AnalysisTemplate CRD
apiVersion: argoproj.io/v1alpha1
kind: AnalysisTemplate
metadata:
name: success-rate
spec:
args: # 模板参数,模板内部引用的格式为“{{args.NAME}}”;可在调用该模板时对其赋值;
- name: <string>
value: <string>
valueFrom:
secretKeyRef:
name: <string>
key: <string>
metrics: # 必选字段,定义用于对交付效果进行分析的指标
- name: <string> # 必选字段,指标名称;
initialDelay: 5m # 延迟特定指标分析
interval: 5m # 多次测试时的测试间隔时长
consecutiveErrorLimit: <Object>
count: <Object> # 总共测试的次数
failureCondition: result[0] >= 0.95 # 测试结果为“失败”的条件表达式
# NOTE: prometheus queries return results in the form of a vector.
# So it is common to access the index 0 of the returned array to obtain the value
successCondition: result[0] >= 0.95 # 测试结果为“成功”的条件表达式
failureLimit: 3 # 允许的最大失败运行次数
provider: # 指标供应方,支持web、wavefront、skywalking、prometheus、plugin、newRelic、kayenta、job、influxdb、graphite、datadog、cloudWatch。
prometheus:
# Prometheus服务的访问入口
address: http://prometheus.example.com:9090
# 向Prometheus服务发起的查询请求(PromQL)
query: |
sum(irate(
istio_requests_total{reporter="source",destination_service=~"{{args.service-name}}",response_code!~"5.*"}[5m]
)) /
sum(irate(
istio_requests_total{reporter="source",destination_service=~"{{args.service-name}}"}[5m]
))
dryRun: # 运行于dryRun模式的metric列表,这些metric的结果不会影响最终分析结果
- metricName: <string> # 指标名称
measurementRetention: # 测量结果历史的保留数,dryRun模式的参数也支持历史结果保留
- metricName: <string> # 指标名称
limit: <integer> # 保留数量
ClusterAnalysisTemplate CRD
Rollout 可以引用称为 ClusterAnalysisTemplate 的集群范围 AnalysisTemplate。当您想要在多个rollouts之间共享 AnalysisTemplate 时,这会很有用;在不同的命名空间中,并避免在每个命名空间中重复相同的模板。
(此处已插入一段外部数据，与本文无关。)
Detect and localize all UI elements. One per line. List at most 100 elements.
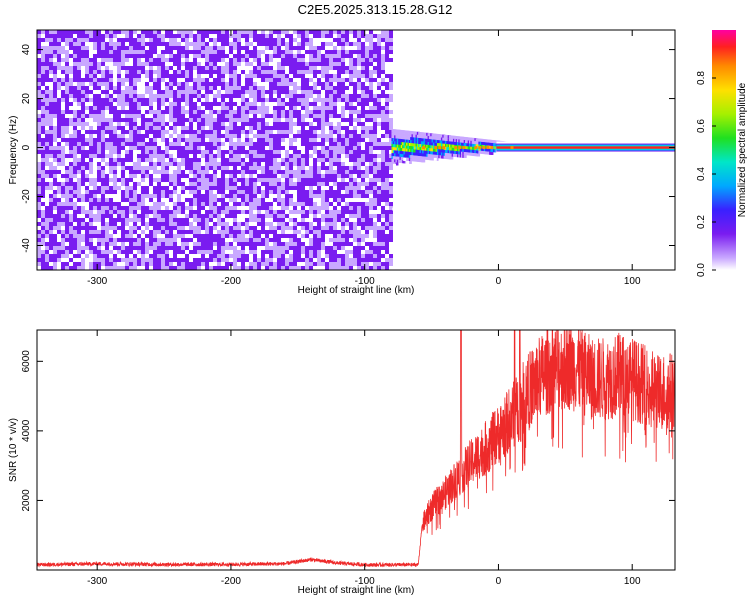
heatmap-cell [229,186,233,190]
heatmap-cell [49,210,53,214]
heatmap-cell [265,166,269,170]
heatmap-cell [213,230,217,234]
heatmap-cell [105,138,109,142]
heatmap-cell [341,86,345,90]
heatmap-cell [357,142,361,146]
heatmap-cell [173,58,177,62]
heatmap-cell [201,38,205,42]
heatmap-cell [365,46,369,50]
heatmap-cell [261,158,265,162]
heatmap-cell [97,258,101,262]
heatmap-cell [225,202,229,206]
heatmap-cell [237,258,241,262]
heatmap-cell [333,258,337,262]
heatmap-cell [353,262,357,266]
heatmap-cell [193,90,197,94]
heatmap-cell [341,46,345,50]
heatmap-cell [341,254,345,258]
heatmap-cell [309,82,313,86]
heatmap-cell [41,50,45,54]
heatmap-cell [121,78,125,82]
heatmap-cell [97,174,101,178]
heatmap-cell [281,266,285,270]
heatmap-cell [281,258,285,262]
heatmap-cell [301,110,305,114]
heatmap-cell [145,246,149,250]
heatmap-cell [173,230,177,234]
heatmap-cell [101,130,105,134]
heatmap-cell [137,138,141,142]
heatmap-cell [105,254,109,258]
heatmap-cell [293,106,297,110]
heatmap-cell [277,54,281,58]
heatmap-cell [365,42,369,46]
heatmap-cell [321,66,325,70]
heatmap-cell [273,94,277,98]
heatmap-cell [293,230,297,234]
heatmap-cell [293,178,297,182]
heatmap-cell [213,86,217,90]
heatmap-cell [253,214,257,218]
heatmap-cell [85,58,89,62]
heatmap-cell [185,118,189,122]
heatmap-cell [181,66,185,70]
heatmap-cell [337,118,341,122]
heatmap-cell [245,206,249,210]
heatmap-cell [133,246,137,250]
heatmap-cell [125,230,129,234]
heatmap-cell [281,178,285,182]
heatmap-cell [325,182,329,186]
heatmap-cell [313,54,317,58]
heatmap-cell [121,118,125,122]
heatmap-cell [281,170,285,174]
heatmap-cell [77,258,81,262]
heatmap-cell [201,258,205,262]
heatmap-cell [365,150,369,154]
heatmap-cell [257,130,261,134]
heatmap-cell [197,114,201,118]
heatmap-cell [157,214,161,218]
heatmap-cell [189,178,193,182]
heatmap-cell [209,230,213,234]
heatmap-cell [169,226,173,230]
heatmap-cell [117,66,121,70]
heatmap-cell [329,54,333,58]
heatmap-cell [281,238,285,242]
heatmap-cell [341,70,345,74]
heatmap-cell [325,118,329,122]
heatmap-cell [261,102,265,106]
heatmap-cell [237,174,241,178]
heatmap-cell [77,30,81,34]
heatmap-cell [49,46,53,50]
heatmap-cell [285,170,289,174]
heatmap-cell [325,66,329,70]
heatmap-cell [141,38,145,42]
heatmap-cell [333,90,337,94]
heatmap-cell [45,50,49,54]
heatmap-cell [277,194,281,198]
heatmap-cell [257,154,261,158]
heatmap-cell [237,210,241,214]
heatmap-cell [149,210,153,214]
heatmap-cell [329,74,333,78]
heatmap-cell [353,138,357,142]
heatmap-cell [337,98,341,102]
heatmap-cell [37,106,41,110]
heatmap-cell [249,78,253,82]
heatmap-cell [269,98,273,102]
heatmap-cell [353,242,357,246]
heatmap-cell [113,30,117,34]
heatmap-cell [237,170,241,174]
heatmap-cell [205,118,209,122]
heatmap-cell [365,218,369,222]
heatmap-cell [301,218,305,222]
heatmap-cell [241,142,245,146]
heatmap-cell [97,122,101,126]
heatmap-cell [105,42,109,46]
heatmap-cell [257,70,261,74]
heatmap-cell [133,54,137,58]
heatmap-cell [117,90,121,94]
heatmap-cell [145,122,149,126]
heatmap-cell [37,42,41,46]
heatmap-cell [181,46,185,50]
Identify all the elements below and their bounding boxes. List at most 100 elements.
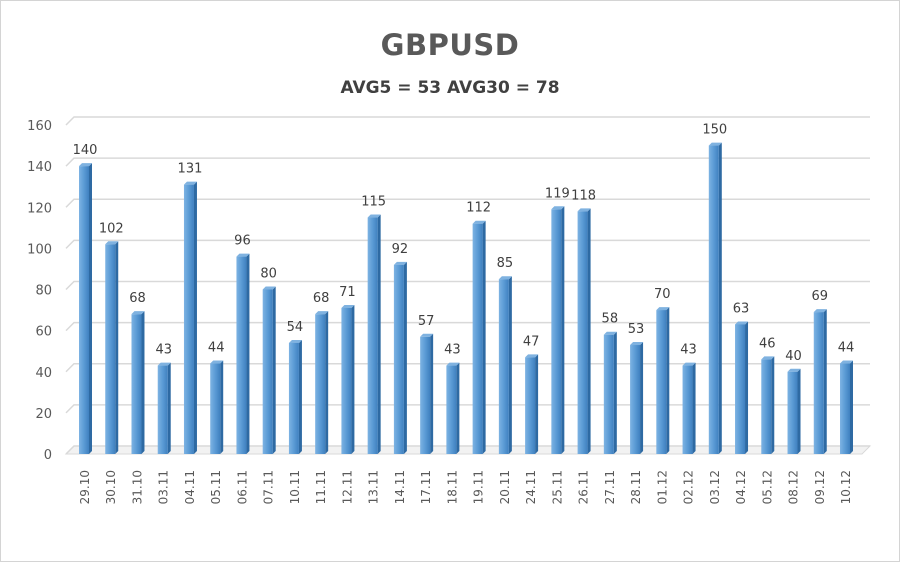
bar: [735, 324, 746, 454]
bar-side: [797, 368, 801, 454]
gridline: [65, 239, 870, 249]
data-label: 71: [339, 285, 356, 300]
bar: [525, 357, 536, 454]
bar-top: [787, 368, 801, 372]
gridline: [65, 157, 870, 167]
bar: [79, 166, 89, 454]
bar-side: [325, 311, 329, 454]
bar-side: [692, 362, 696, 454]
data-label: 57: [418, 314, 435, 329]
bar-side: [640, 342, 644, 454]
x-axis-tick-label: 10.12: [839, 470, 853, 504]
x-axis-tick-label: 01.12: [655, 470, 669, 504]
bar-top: [236, 253, 250, 257]
bar-top: [262, 286, 276, 290]
bar-side: [561, 206, 565, 454]
x-axis-tick-label: 18.11: [445, 470, 459, 504]
data-label: 63: [733, 301, 750, 316]
y-axis-tick-label: 120: [27, 201, 52, 216]
bar-side: [771, 356, 775, 454]
bar-top: [498, 276, 512, 280]
bar-top: [813, 309, 827, 313]
bar-side: [193, 181, 197, 454]
bar-side: [430, 333, 434, 454]
data-label: 118: [571, 188, 596, 203]
x-axis-tick-label: 04.11: [183, 470, 197, 504]
x-axis-tick-label: 10.11: [288, 470, 302, 504]
y-axis-tick-label: 160: [27, 119, 52, 134]
y-axis-tick-label: 40: [35, 366, 52, 381]
data-label: 92: [392, 242, 409, 257]
bar: [236, 256, 247, 454]
bar: [105, 244, 116, 454]
data-label: 69: [811, 289, 828, 304]
x-axis-tick-label: 17.11: [419, 470, 433, 504]
data-label: 150: [702, 123, 727, 138]
bar-top: [79, 163, 92, 167]
data-label: 96: [234, 234, 251, 249]
bar-top: [393, 261, 407, 265]
y-axis-tick-label: 0: [44, 448, 52, 463]
y-axis-tick-label: 80: [35, 284, 52, 299]
x-axis-tick-label: 05.11: [209, 470, 223, 504]
x-axis-tick-label: 02.12: [682, 470, 696, 504]
gridline: [65, 116, 870, 126]
data-label: 54: [287, 320, 304, 335]
x-axis-tick-label: 05.12: [760, 470, 774, 504]
x-axis-tick-label: 11.11: [314, 470, 328, 504]
bar-side: [351, 305, 355, 454]
bar-side: [508, 276, 512, 454]
bar-top: [105, 241, 119, 245]
data-label: 43: [444, 343, 461, 358]
x-axis-tick-label: 03.11: [157, 470, 171, 504]
bar-side: [850, 360, 853, 454]
x-axis-tick-label: 08.12: [787, 470, 801, 504]
data-label: 46: [759, 336, 776, 351]
bar: [183, 184, 194, 454]
bar-top: [682, 362, 696, 366]
data-label: 115: [361, 195, 386, 210]
x-axis-tick-label: 24.11: [524, 470, 538, 504]
bar: [288, 342, 299, 454]
x-axis-tick-label: 26.11: [577, 470, 591, 504]
bar-side: [220, 360, 224, 454]
bar-side: [613, 331, 617, 454]
x-axis-tick-label: 28.11: [629, 470, 643, 504]
bar-top: [603, 331, 617, 335]
bar-side: [403, 261, 407, 454]
bar: [498, 279, 509, 454]
data-label: 53: [628, 322, 645, 337]
data-label: 112: [466, 201, 491, 216]
bar: [420, 336, 431, 454]
bar: [472, 223, 483, 454]
bar-top: [525, 354, 539, 358]
bar-side: [141, 311, 145, 454]
bar-side: [167, 362, 171, 454]
bar-side: [246, 253, 250, 454]
bar: [656, 310, 667, 454]
bar-top: [577, 208, 591, 212]
bar-side: [535, 354, 539, 454]
bar-top: [656, 307, 670, 311]
bar-side: [587, 208, 591, 454]
bar-top: [761, 356, 775, 360]
bar-side: [718, 142, 722, 454]
bar-top: [183, 181, 197, 185]
bar: [682, 365, 693, 454]
chart-title: GBPUSD: [380, 28, 520, 62]
bar-side: [377, 214, 381, 454]
bar: [840, 363, 850, 454]
bar: [551, 209, 562, 454]
bar-top: [341, 305, 355, 309]
bar: [210, 363, 221, 454]
x-axis-tick-label: 29.10: [78, 470, 92, 504]
data-label: 140: [73, 143, 98, 158]
x-axis-tick-label: 19.11: [472, 470, 486, 504]
bar-top: [472, 220, 486, 224]
gridline: [65, 198, 870, 208]
bar-side: [89, 163, 92, 454]
bar-top: [315, 311, 329, 315]
bar: [315, 314, 326, 454]
bar-side: [482, 220, 486, 454]
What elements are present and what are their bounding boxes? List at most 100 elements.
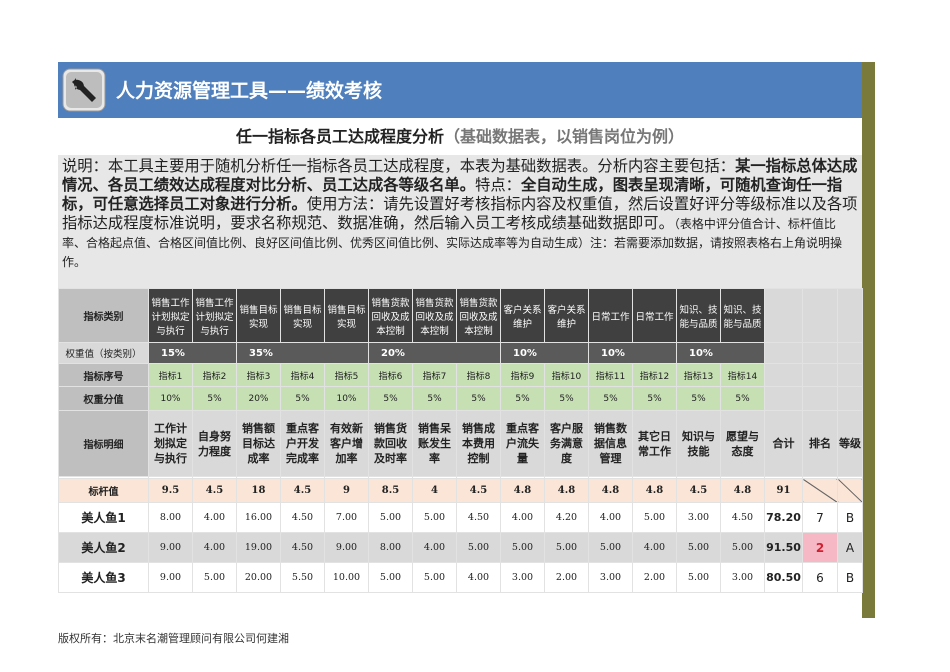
grade-cell: B [837,502,863,533]
score-cell: 4.00 [456,562,501,593]
score-cell: 4.00 [632,532,677,563]
subtitle-note: （基础数据表，以销售岗位为例） [444,127,685,146]
benchmark-cell: 18 [236,478,281,503]
score-cell: 5.00 [588,532,633,563]
weight-cell: 10% [676,342,765,364]
index-cell: 指标5 [324,363,369,387]
weight-score-cell: 10% [324,386,369,411]
weight-score-cell: 5% [192,386,237,411]
description: 说明：本工具主要用于随机分析任一指标各员工达成程度，本表为基础数据表。分析内容主… [58,155,862,288]
score-cell: 4.00 [588,502,633,533]
index-cell: 指标13 [676,363,721,387]
detail-row: 指标明细 工作计划拟定与执行 自身努力程度 销售额目标达成率 重点客户开发完成率 有效新客… [58,410,863,477]
empty-cell [764,363,803,387]
row-label: 指标明细 [58,410,149,477]
index-cell: 指标3 [236,363,281,387]
score-cell: 5.00 [412,502,457,533]
score-cell: 19.00 [236,532,281,563]
benchmark-cell: 9 [324,478,369,503]
score-cell: 4.00 [500,502,545,533]
weight-score-cell: 5% [720,386,765,411]
footer: 版权所有：北京末名潮管理顾问有限公司何建湘 [58,632,289,645]
subtitle: 任一指标各员工达成程度分析（基础数据表，以销售岗位为例） [58,118,862,155]
score-cell: 5.00 [412,562,457,593]
score-cell: 4.00 [192,532,237,563]
detail-cell: 自身努力程度 [192,410,237,477]
employee-name: 美人鱼3 [58,562,149,593]
score-cell: 8.00 [368,532,413,563]
index-row: 指标序号 指标1 指标2 指标3 指标4 指标5 指标6 指标7 指标8 指标9 指标10 指标11 指… [58,363,863,387]
score-cell: 16.00 [236,502,281,533]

使用字段 clusterScope: true 来引用 ClusterAnalysisTemplate 而不是 AnalysisTemplate。
apiVersion: argoproj.io/v1alpha1
kind: ClusterAnalysisTemplate
metadata:
name: success-rate
spec:
args: # 模板参数,模板内部引用的格式为“{{args.NAME}}”;可在调用该模板时对其赋值;
- name: <string>
value: <string>
valueFrom:
secretKeyRef:
name: <string>
key: <string>
metrics: # 必选字段,定义用于对交付效果进行分析的指标
- name: <string> # 必选字段,指标名称;
interval: 5m # 多次测试时的测试间隔时长
# NOTE: prometheus queries return results in the form of a vector.
# So it is common to access the index 0 of the returned array to obtain the value
successCondition: result[0] >= 0.95 # 测试结果为“成功”的条件表达式
failureLimit: 3 # 允许的最大失败运行次数
provider: # 指标供应方,支持web、wavefront、skywalking、prometheus、plugin、newRelic、kayenta、job、influxdb、graphite、datadog、cloudWatch。
prometheus:
# Prometheus服务的访问入口
address: http://prometheus.example.com:9090
# 向Prometheus服务发起的查询请求(PromQL)
query: |
sum(irate(
istio_requests_total{reporter="source",destination_service=~"{{args.service-name}}",response_code!~"5.*"}[5m]
)) /
sum(irate(
istio_requests_total{reporter="source",destination_service=~"{{args.service-name}}"}[5m]
))
dryRun: # 运行于dryRun模式的metric列表,这些metric的结果不会影响最终分析结果
- metricName: <string> # 指标名称
measurementRetention: # 测量结果历史的保留数,dryRun模式的参数也支持历史结果保留
- metricName: <string> # 指标名称
limit: <integer> # 保留数量
AnalysisRun CRD
配置格式与AnalysisTemplaste大致相同,所不同的是,AnalysisRun用于调用并实例化分析模板。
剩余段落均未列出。